Verbindungshaus der Phi Kappa Psi

AP/Steve Helber

Der „Rolling Stone“ witterte an der Virginia Uni einen Vergewaltigungsskandal, was ihm viel an Glaubwürdigkeit kostete

Der „Rolling Stone“ ist in musikalischer Hinsicht mit seinem Publikum alt geworden. Es regiert ein stetes Blicken auf die goldene Ära des Rock and Roll. In der deutschsprachigen Ausgabe noch viel mehr als im US-„Rolling Stone“.

Unhaltbare Geschichten

Mit Kritik war das US-Magazin in den vergangenen Jahren nicht nur hinsichtlich der thematischen Gewichtung das Musikalische betreffend konfrontiert. Grobe journalistische Fehler wie im Jahr 2015 im Zusammenhang mit der Berichterstattung über eine vermeintliche Massenvergewaltigung an einem US-College nagten am Image des alteingesessenen Magazins, das nach wie vor von den glanzvollen Zeiten zehrt. Auch die verzerrt wiedergegebenen Recherchen hinsichtlich Verfehlungen von hochrangigen US-Armeeangehörigen in Afghanistan, die zu prominenten Entlassungen führten, sorgten für große Diskussionen.

Schwindende Definitionsmacht

Wobei der Aufstieg des „Rolling Stone“ auch im unmittelbaren Zusammenhang mit der Ära der großen Major-Plattenfirmen zu betrachten ist. Plattenindustrie und große Musikmedien, allen voran der „Rolling Stone“, übten über Jahrzehnte eine Definitionsmacht sondergleichen aus, die mit dem Niedergang der großen Plattenfirmen abgenommen hat. Die Digitalisierung hinterlässt seit den 2000er Jahren tiefe Spuren.

Der Strom für Rockfans

Wohin sich das mediale Geschäft mit der einst revolutionären Musik entwickelt und welche Zielgruppen dabei bedient werden, zeigt die deutsche Ausgabe seit vielen Jahren eindrücklich.
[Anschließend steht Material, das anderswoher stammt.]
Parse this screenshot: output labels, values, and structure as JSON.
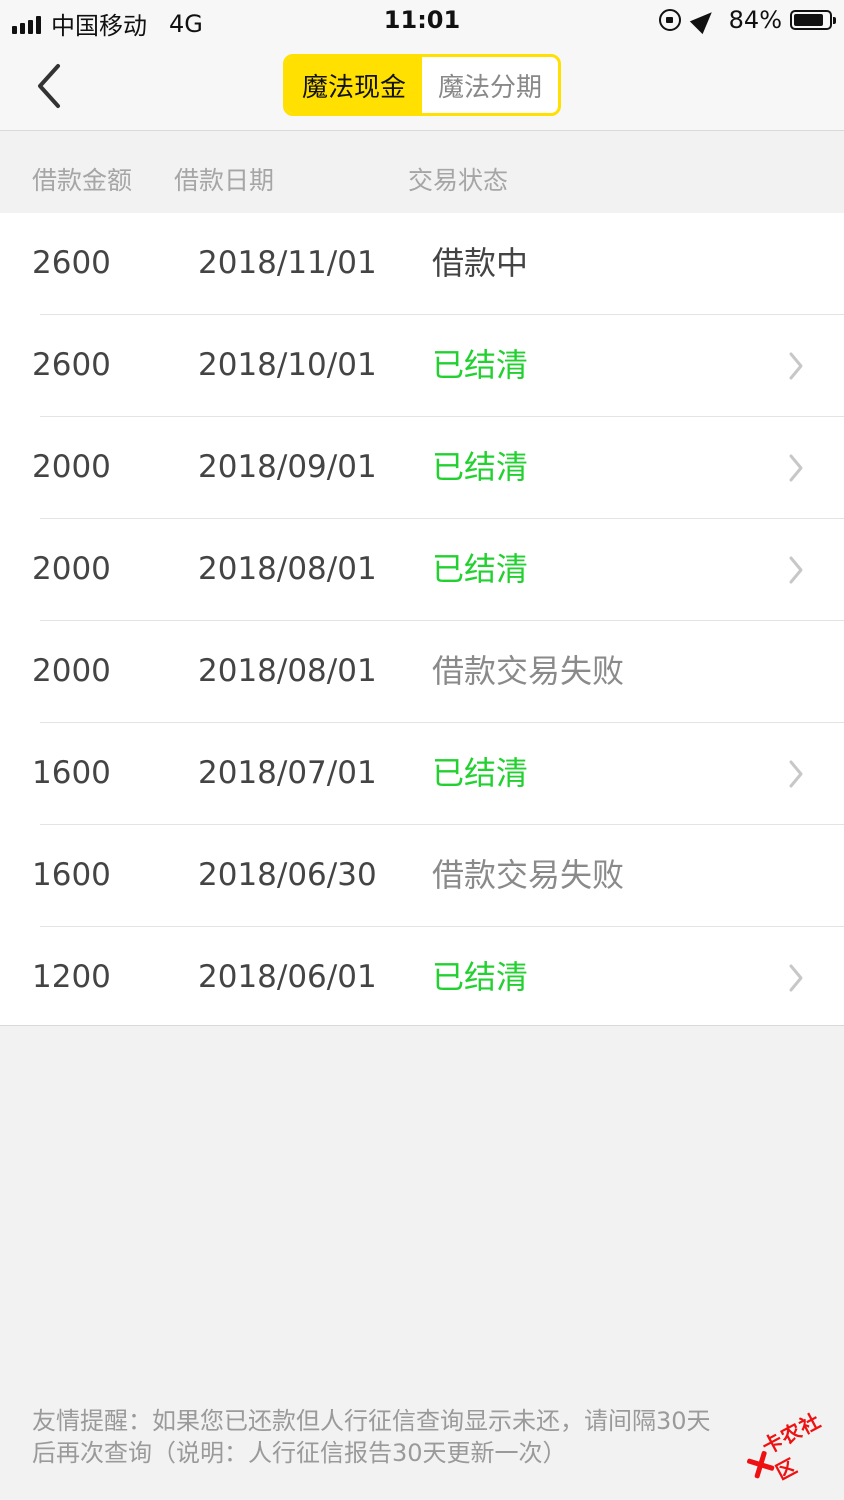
{
  "status_bar": {
    "carrier": "中国移动",
    "network": "4G",
    "time": "11:01",
    "battery": "84%",
    "battery_level": 0.84
  },
  "nav": {
    "tabs": [
      {
        "label": "魔法现金",
        "active": true
      },
      {
        "label": "魔法分期",
        "active": false
      }
    ]
  },
  "table": {
    "headers": [
      "借款金额",
      "借款日期",
      "交易状态"
    ],
    "rows": [
      {
        "amount": "2600",
        "date": "2018/11/01",
        "status": "借款中",
        "status_kind": "pending",
        "has_detail": false
      },
      {
        "amount": "2600",
        "date": "2018/10/01",
        "status": "已结清",
        "status_kind": "settled",
        "has_detail": true
      },
      {
        "amount": "2000",
        "date": "2018/09/01",
        "status": "已结清",
        "status_kind": "settled",
        "has_detail": true
      },
      {
        "amount": "2000",
        "date": "2018/08/01",
        "status": "已结清",
        "status_kind": "settled",
        "has_detail": true
      },
      {
        "amount": "2000",
        "date": "2018/08/01",
        "status": "借款交易失败",
        "status_kind": "failed",
        "has_detail": false
      },
      {
        "amount": "1600",
        "date": "2018/07/01",
        "status": "已结清",
        "status_kind": "settled",
        "has_detail": true
      },
      {
        "amount": "1600",
        "date": "2018/06/30",
        "status": "借款交易失败",
        "status_kind": "failed",
        "has_detail": false
      },
      {
        "amount": "1200",
        "date": "2018/06/01",
        "status": "已结清",
        "status_kind": "settled",
        "has_detail": true
      }
    ]
  },
  "footer": {
    "line1": "友情提醒：如果您已还款但人行征信查询显示未还，请间隔30天",
    "line2": "后再次查询（说明：人行征信报告30天更新一次）"
  },
  "watermark": {
    "text": "卡农社区"
  },
  "colors": {
    "accent": "#ffe000",
    "settled": "#22d130",
    "pending": "#444444",
    "failed": "#8a8a8a",
    "chevron": "#c7c7c7"
  },
  "icons": {
    "back": "back-arrow-icon",
    "row_detail": "chevron-right-icon"
  }
}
Das lukrative Geschäft der Musikindustrie mit der Wiederveröffentlichung großer Klassiker spiegelt sich in Inhalt wie in den Inseraten. Und vor allem hat die Werbeindustrie in Sachen hochwertiger Männermode einen adäquaten Partner gefunden.
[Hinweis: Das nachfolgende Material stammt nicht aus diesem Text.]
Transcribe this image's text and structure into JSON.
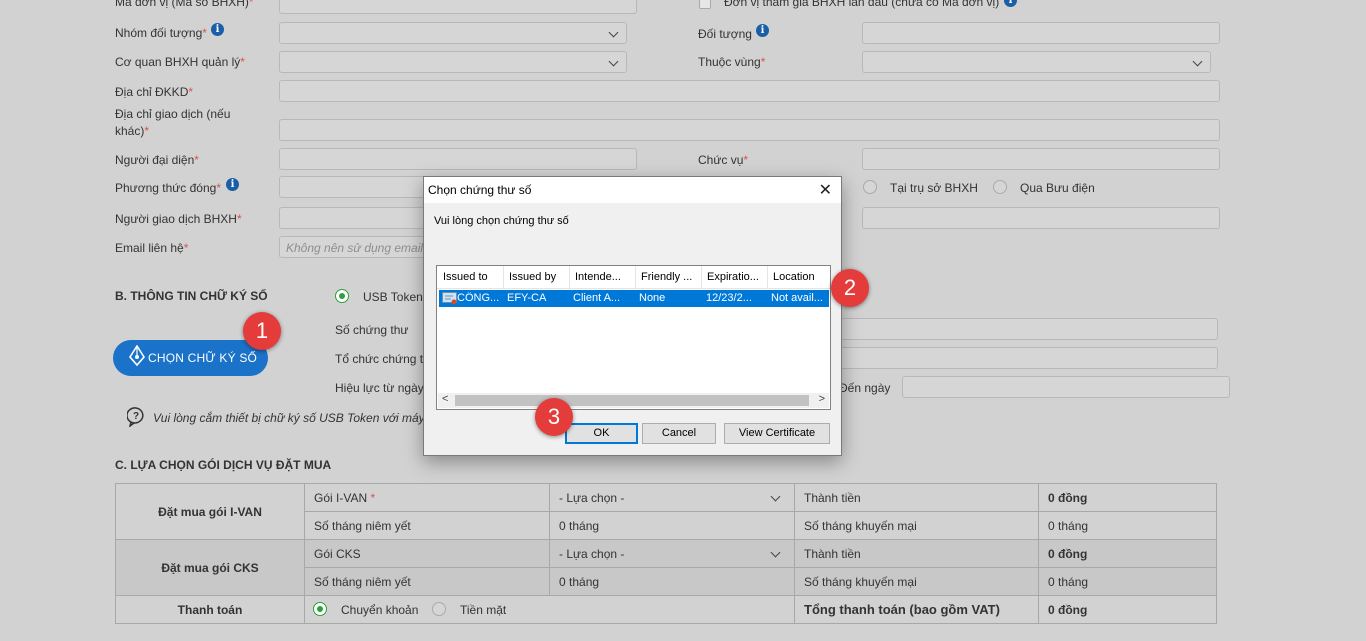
{
  "form": {
    "ma_don_vi_label": "Mã đơn vị (Mã số BHXH)",
    "first_time_label": "Đơn vị tham gia BHXH lần đầu (chưa có Mã đơn vị)",
    "nhom_doi_tuong_label": "Nhóm đối tượng",
    "doi_tuong_label": "Đối tượng",
    "co_quan_label": "Cơ quan BHXH quản lý",
    "thuoc_vung_label": "Thuộc vùng",
    "dia_chi_dkkd_label": "Địa chỉ ĐKKD",
    "dia_chi_gd_label_1": "Địa chỉ giao dịch (nếu",
    "dia_chi_gd_label_2": "khác)",
    "nguoi_dai_dien_label": "Người đại diện",
    "chuc_vu_label": "Chức vụ",
    "phuong_thuc_label": "Phương thức đóng",
    "tai_tru_so_label": "Tại trụ sở BHXH",
    "qua_buu_dien_label": "Qua Bưu điện",
    "nguoi_gd_label": "Người giao dịch BHXH",
    "email_label": "Email liên hệ",
    "email_placeholder": "Không nên sử dụng email",
    "required_mark": "*"
  },
  "signature": {
    "section_title": "B. THÔNG TIN CHỮ KÝ SỐ",
    "usb_token_label": "USB Token",
    "button_label": "CHỌN CHỮ KÝ SỐ",
    "so_chung_thu_label": "Số chứng thư",
    "to_chuc_label": "Tổ chức chứng t",
    "hieu_luc_label": "Hiệu lực từ ngày",
    "den_ngay_label": "Đến ngày",
    "hint_text": "Vui lòng cắm thiết bị chữ ký số USB Token với máy"
  },
  "badges": [
    "1",
    "2",
    "3"
  ],
  "dialog": {
    "title": "Chọn chứng thư số",
    "close_glyph": "✕",
    "message": "Vui lòng chọn chứng thư số",
    "columns": [
      "Issued to",
      "Issued by",
      "Intende...",
      "Friendly ...",
      "Expiratio...",
      "Location"
    ],
    "rows": [
      {
        "issued_to": "CÔNG...",
        "issued_by": "EFY-CA",
        "intended": "Client A...",
        "friendly": "None",
        "expiration": "12/23/2...",
        "location": "Not avail..."
      }
    ],
    "scroll_left": "<",
    "scroll_right": ">",
    "ok_label": "OK",
    "cancel_label": "Cancel",
    "view_cert_label": "View Certificate"
  },
  "services": {
    "section_title": "C. LỰA CHỌN GÓI DỊCH VỤ ĐẶT MUA",
    "ivan_group": "Đặt mua gói I-VAN",
    "ivan_package_label": "Gói I-VAN",
    "ivan_select": "- Lựa chọn -",
    "cks_group": "Đặt mua gói CKS",
    "cks_package_label": "Gói CKS",
    "cks_select": "- Lựa chọn -",
    "thanh_tien_label": "Thành tiền",
    "so_thang_niem_yet_label": "Số tháng niêm yết",
    "so_thang_khuyen_mai_label": "Số tháng khuyến mại",
    "ivan_thanh_tien": "0 đồng",
    "ivan_niem_yet": "0 tháng",
    "ivan_khuyen_mai": "0 tháng",
    "cks_thanh_tien": "0 đồng",
    "cks_niem_yet": "0 tháng",
    "cks_khuyen_mai": "0 tháng",
    "thanh_toan_label": "Thanh toán",
    "chuyen_khoan_label": "Chuyển khoản",
    "tien_mat_label": "Tiền mặt",
    "tong_label": "Tổng thanh toán (bao gồm VAT)",
    "tong_value": "0 đồng"
  }
}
Businesstaugliche Herrenhemden, präsentiert von bärtigen Vierzigern, und teures Lederschuhwerk werden mit einem Hauch von Restrebellion beworben. Wobei die heute gut verdienenden Fans von einst noch einen Schritt weitergehen können, um Rock-and-Roll-Lebensgefühl walten zu lassen, wie mitunter manche Hochglanzwerbebeilagen im „Rolling Stone“ demonstrieren: „Entdecke den ersten Strom, der rockt!“ lautet der Slogan eines deutschen Stromanbieters, der unter der Marke „AC/DC“ verschiedene Ökostromtarife anbietet.